O número da Grande Deusa é nove porque ela é aquela força unificadora juntando a eternidade e a realidade, representada pelos quatro pontos cardeais dos céus e pelos quatro pontos cardeais do espaço/tempo. Estes oito estão ligados pelo nono, a coluna da vida da deusa, a ligação entre os céus e a Terra que é cada alma vivente. Ela é a Árvore da Vida que suporta o mundo, juntando as duas dimensões separadas da eternidade e da realidade. Ela é a serpente da coluna espinal através da qual as energias da eternidade se vertem para a realidade. Ela é a coluna que segura o céu. Ela é o céu e a Terra, e os nossos seres viventes são formados à volta das suas energias vertendo-se para a realidade a partir da dimensão Divina.
“Salve, A Grande de muitos nomes…
Tu de quem as entidades divinas aparecem neste teu nome de Mut-Isis!
Tu-que-fazes a garganta respirar,
Filha de Re, quem ele cuspiu da sua boca neste teu nome de Tefnut!
Ó Neith que apareceu no teu barco neste teu nome de Mut!

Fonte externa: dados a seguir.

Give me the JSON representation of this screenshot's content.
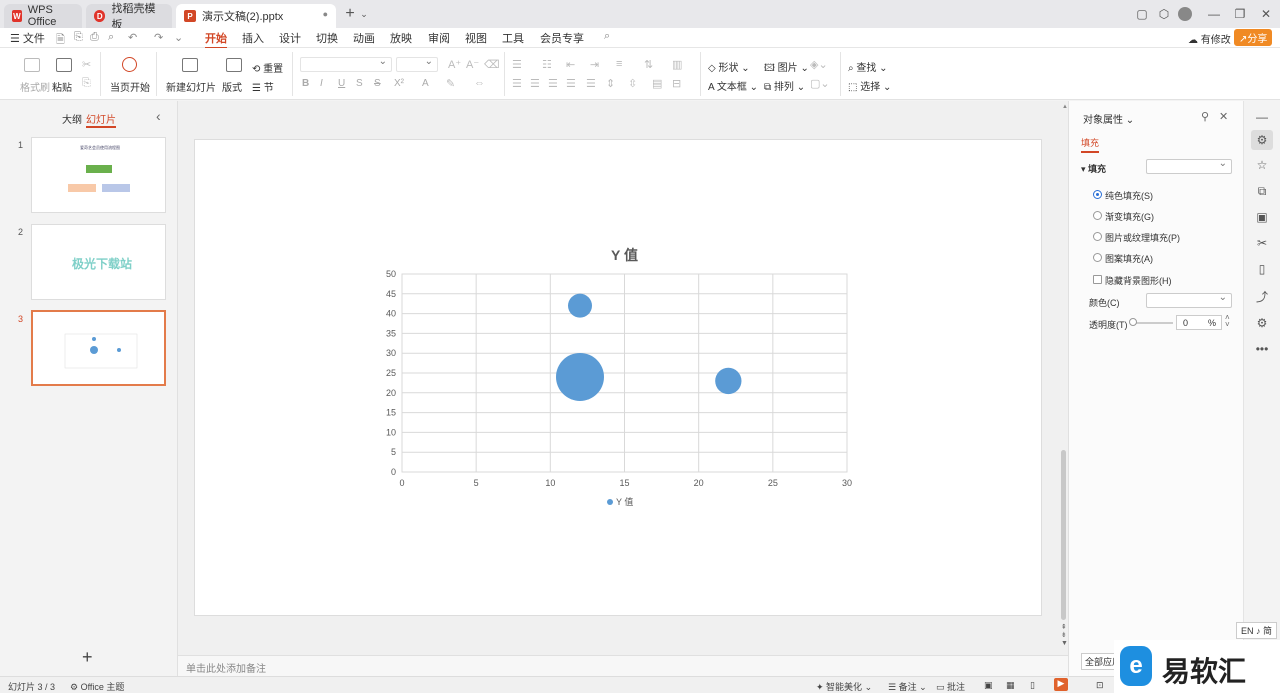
{
  "tabs": [
    {
      "label": "WPS Office",
      "color": "#e0342b"
    },
    {
      "label": "找稻壳模板",
      "color": "#e0342b"
    },
    {
      "label": "演示文稿(2).pptx",
      "color": "#d24726"
    }
  ],
  "menubar": {
    "file": "文件",
    "items": [
      "开始",
      "插入",
      "设计",
      "切换",
      "动画",
      "放映",
      "审阅",
      "视图",
      "工具",
      "会员专享"
    ],
    "active": "开始",
    "has_changes": "有修改",
    "share": "分享"
  },
  "ribbon": {
    "format_painter": "格式刷",
    "paste": "粘贴",
    "play_from_current": "当页开始",
    "new_slide": "新建幻灯片",
    "layout": "版式",
    "reset": "重置",
    "section": "节",
    "shape": "形状",
    "picture": "图片",
    "textbox": "文本框",
    "arrange": "排列",
    "find": "查找",
    "select": "选择",
    "bold": "B",
    "italic": "I",
    "underline": "U",
    "strike": "S",
    "shadow": "S",
    "superscript": "X²",
    "font_color": "A"
  },
  "leftpanel": {
    "outline": "大纲",
    "slides": "幻灯片",
    "collapse": "‹",
    "slide_numbers": [
      "1",
      "2",
      "3"
    ],
    "slide1_title": "爱奇艺会员使用流程图",
    "slide2_text": "极光下载站",
    "add": "+"
  },
  "chart_data": {
    "type": "bubble",
    "title": "Y 值",
    "legend": "Y 值",
    "legend_position": "bottom",
    "color": "#5b9bd5",
    "xlim": [
      0,
      30
    ],
    "ylim": [
      0,
      50
    ],
    "xticks": [
      0,
      5,
      10,
      15,
      20,
      25,
      30
    ],
    "yticks": [
      0,
      5,
      10,
      15,
      20,
      25,
      30,
      35,
      40,
      45,
      50
    ],
    "grid": true,
    "points": [
      {
        "x": 12,
        "y": 42,
        "size": 1.0
      },
      {
        "x": 12,
        "y": 24,
        "size": 4.0
      },
      {
        "x": 22,
        "y": 23,
        "size": 1.2
      }
    ]
  },
  "notes": "单击此处添加备注",
  "rightpanel": {
    "title": "对象属性",
    "tab": "填充",
    "fill_section": "填充",
    "options": [
      "纯色填充(S)",
      "渐变填充(G)",
      "图片或纹理填充(P)",
      "图案填充(A)"
    ],
    "selected_option": "纯色填充(S)",
    "hide_bg": "隐藏背景图形(H)",
    "color_label": "颜色(C)",
    "transparency_label": "透明度(T)",
    "transparency_value": "0",
    "percent": "%",
    "apply_all": "全部应用"
  },
  "statusbar": {
    "slide_count": "幻灯片 3 / 3",
    "theme": "Office 主题",
    "smart_beautify": "智能美化",
    "notes": "备注",
    "comments": "批注"
  },
  "ime": "EN ♪ 简",
  "watermark": "易软汇"
}
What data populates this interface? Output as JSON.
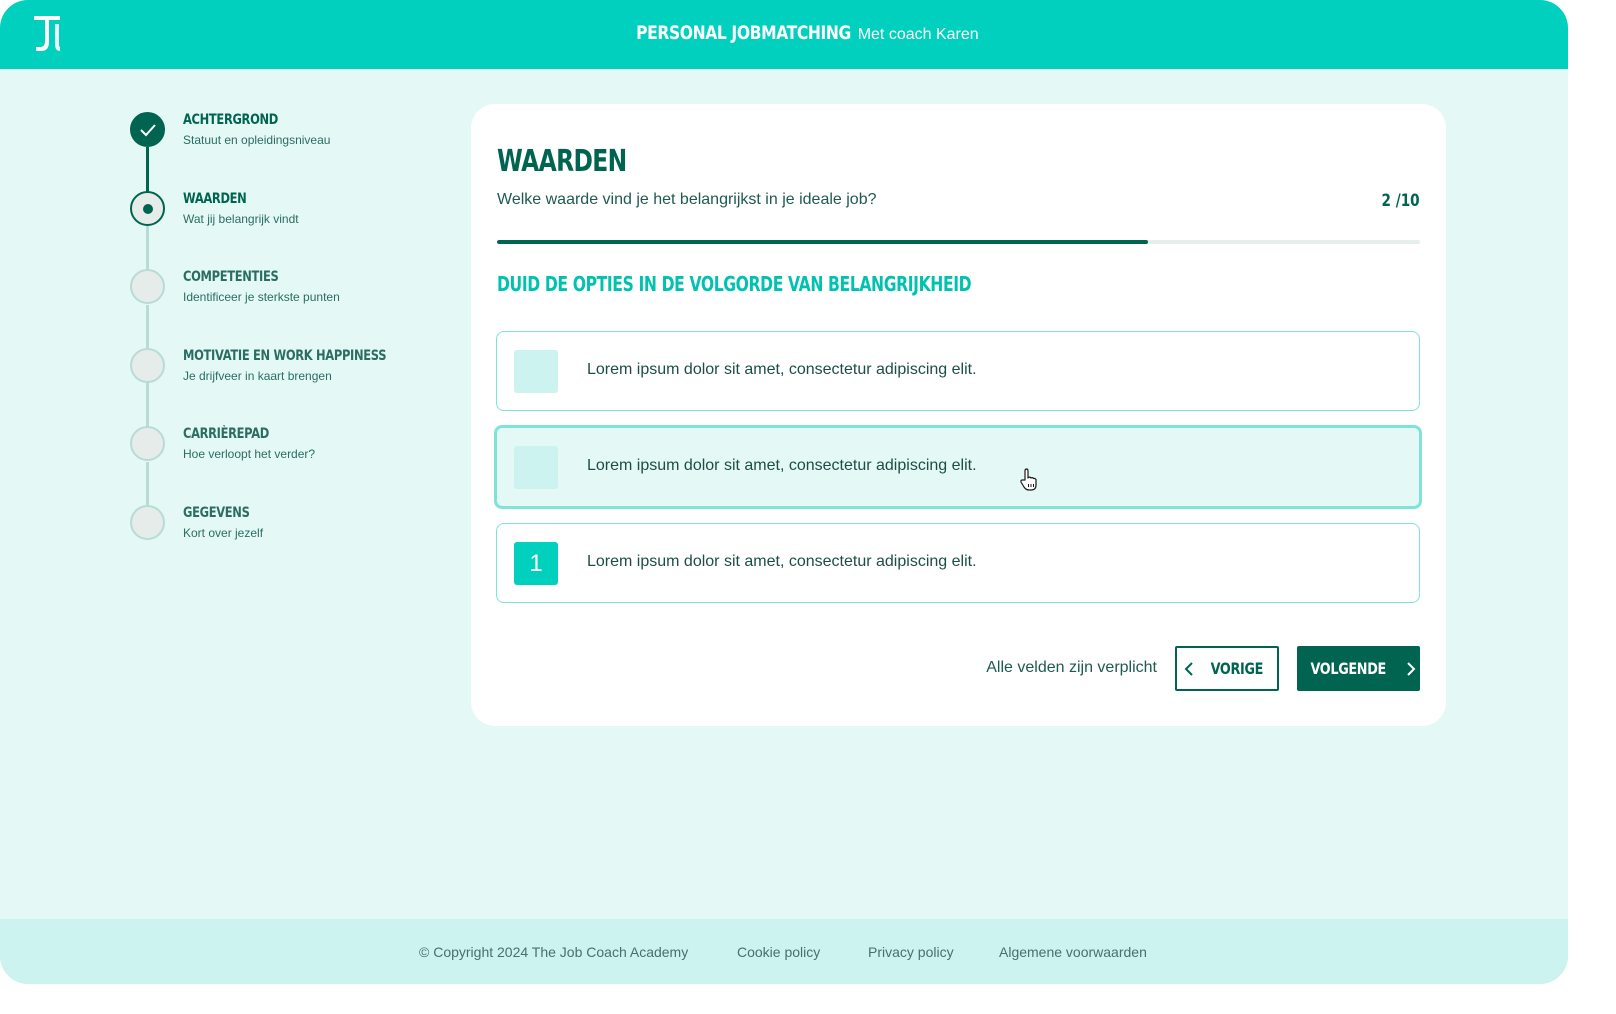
{
  "header": {
    "logo_icon": "jc-monogram-icon",
    "brand": "PERSONAL JOBMATCHING",
    "coach": "Met coach Karen"
  },
  "steps": [
    {
      "label": "ACHTERGROND",
      "sub": "Statuut en opleidingsniveau",
      "state": "done"
    },
    {
      "label": "WAARDEN",
      "sub": "Wat jij belangrijk vindt",
      "state": "current"
    },
    {
      "label": "COMPETENTIES",
      "sub": "Identificeer je sterkste punten",
      "state": "todo"
    },
    {
      "label": "MOTIVATIE EN WORK HAPPINESS",
      "sub": "Je drijfveer in kaart brengen",
      "state": "todo"
    },
    {
      "label": "CARRIÈREPAD",
      "sub": "Hoe verloopt het verder?",
      "state": "todo"
    },
    {
      "label": "GEGEVENS",
      "sub": "Kort over jezelf",
      "state": "todo"
    }
  ],
  "card": {
    "title": "WAARDEN",
    "question": "Welke waarde vind je het belangrijkst in je ideale job?",
    "counter": "2 /10",
    "progress_fraction": 0.705,
    "instruction": "DUID DE OPTIES IN DE VOLGORDE VAN BELANGRIJKHEID",
    "options": [
      {
        "text": "Lorem ipsum dolor sit amet, consectetur adipiscing elit.",
        "rank": ""
      },
      {
        "text": "Lorem ipsum dolor sit amet, consectetur adipiscing elit.",
        "rank": ""
      },
      {
        "text": "Lorem ipsum dolor sit amet, consectetur adipiscing elit.",
        "rank": "1"
      }
    ],
    "required_note": "Alle velden zijn verplicht",
    "prev_label": "VORIGE",
    "next_label": "VOLGENDE"
  },
  "footer": {
    "copyright": "© Copyright 2024 The Job Coach Academy",
    "cookie": "Cookie policy",
    "privacy": "Privacy policy",
    "terms": "Algemene voorwaarden"
  },
  "colors": {
    "brand_teal": "#00d0bd",
    "dark_green": "#006450",
    "background": "#e4f8f6"
  }
}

Ó Mãe Venerável, tu que subjugas os teus adversários neste teu nome de Nekhebet!
Oh Tu-que-sabes-como-fazer-uso-correcto-do-coração,
Tu que triunfas sobre os teus inimigos neste teu nome de Sekhmet!
É A DE OURO… a senhora dos bêbados, da musica, da dança, do incenso, da coroa, das jovens mulheres,
Que os homens aclamam porque são seus amantes!”
O que acontecia no Antigo Egipto era o mesmo que acontece hoje entre nós: a deusa assumia várias expressões conforme se tratasse de esposa, de amante, de mãe, de guerreira, etc. Hoje, exceptuando as funções menos próprias da moral cristã, como amante, prostituta, etc., acontece o mesmo com o culto às várias Nossas Senhoras, que são expressões de uma mesma divindade.
Os gregos identificavam Ísis com as suas próprias deusas, também aqui nas várias expressões da mesma divindade: como fornecedora do grão e protectora das colheitas, ela era Demeter; como deusa do amor, ela era Afrodite; como esposa do rei dos deuses, ela era Hecate, a deusa grega da magia, cujo nome derivava directamente do egípcio, onde “palavras mágicas” era “heka”; como protótipo da mulher humana, ela era Io, amada por Zeus e transformada numa vaca, que é a mesma deusa egípcia, uma das expressões de Ísis, Hathor.
Por detrás das suas muitas faces e nomes há um e o mesmo divino desconhecido, o mesmo mistério da coerência do ser.
Havia no Egipto um vocabulário inteiro de símbolos religiosos na devoção a Ísis, resultante das experiências de vida do ser humano.
A vida era considerada uma viagem da alma, uma peregrinação ao longo do rio (a enorme influência do rio Nilo na cultura egípcia) ou mesmo uma viagem por mar. Os perigos do mundo eram a vista do mar escuro – a devoção a Ísis era o navio e o porto seguro de chegada.
A própria Ísis era o mastro e a vela da viagem da alma através da vida. Os crentes viam-se a si mesmos como jardineiros que cultivavam o jardim das suas almas. Os sacerdotes de Ísis eram verdadeiros filósofos que devotavam as suas vidas a atingirem a emocional e imediata percepção da divindade.
Nos tempos de Ptolomeu (300 a.C.) a comunidade devotada a Ísis era chamada de Ecclesia, uma estrutura e organização adoptadas mais tarde pela assembleia-geral grega e, através de Bizâncio e Alexandria, pelo cristianismo. No entanto, somente as formas exteriores foram preservadas. Perdeu-se o que de mais íntimo havia no culto da Senhora, como Ísis era chamada. O verdadeiro significado da Senhora foi enterrado debaixo das camadas patriarcais e dos dogmas da interpretação cristã.
Ísis é mostrada como mulher completa em todos os seus aspectos e estágios da vida. A sua feminilidade era estudada tão ao pormenor que as muitas das suas faces ou expressões eram personificadas em outras tantas divindades numa combinação de diferentes coroas e ornamentos da cabeça. Toda a expressão masculina tem uma contraparte feminina no reconhecimento da dualidade universal da natureza, mas os muitos aspectos de Ísis, identificados pelas coroas e vários atributos, representam as muitas faces do amor experimentado no mundo humano.
Ela foi o protótipo de todas as deusas das terras civilizadas e incivilizadas. Era adorada nas suas múltiplas formas, transformada através do paganismo na “Grande Mãe”.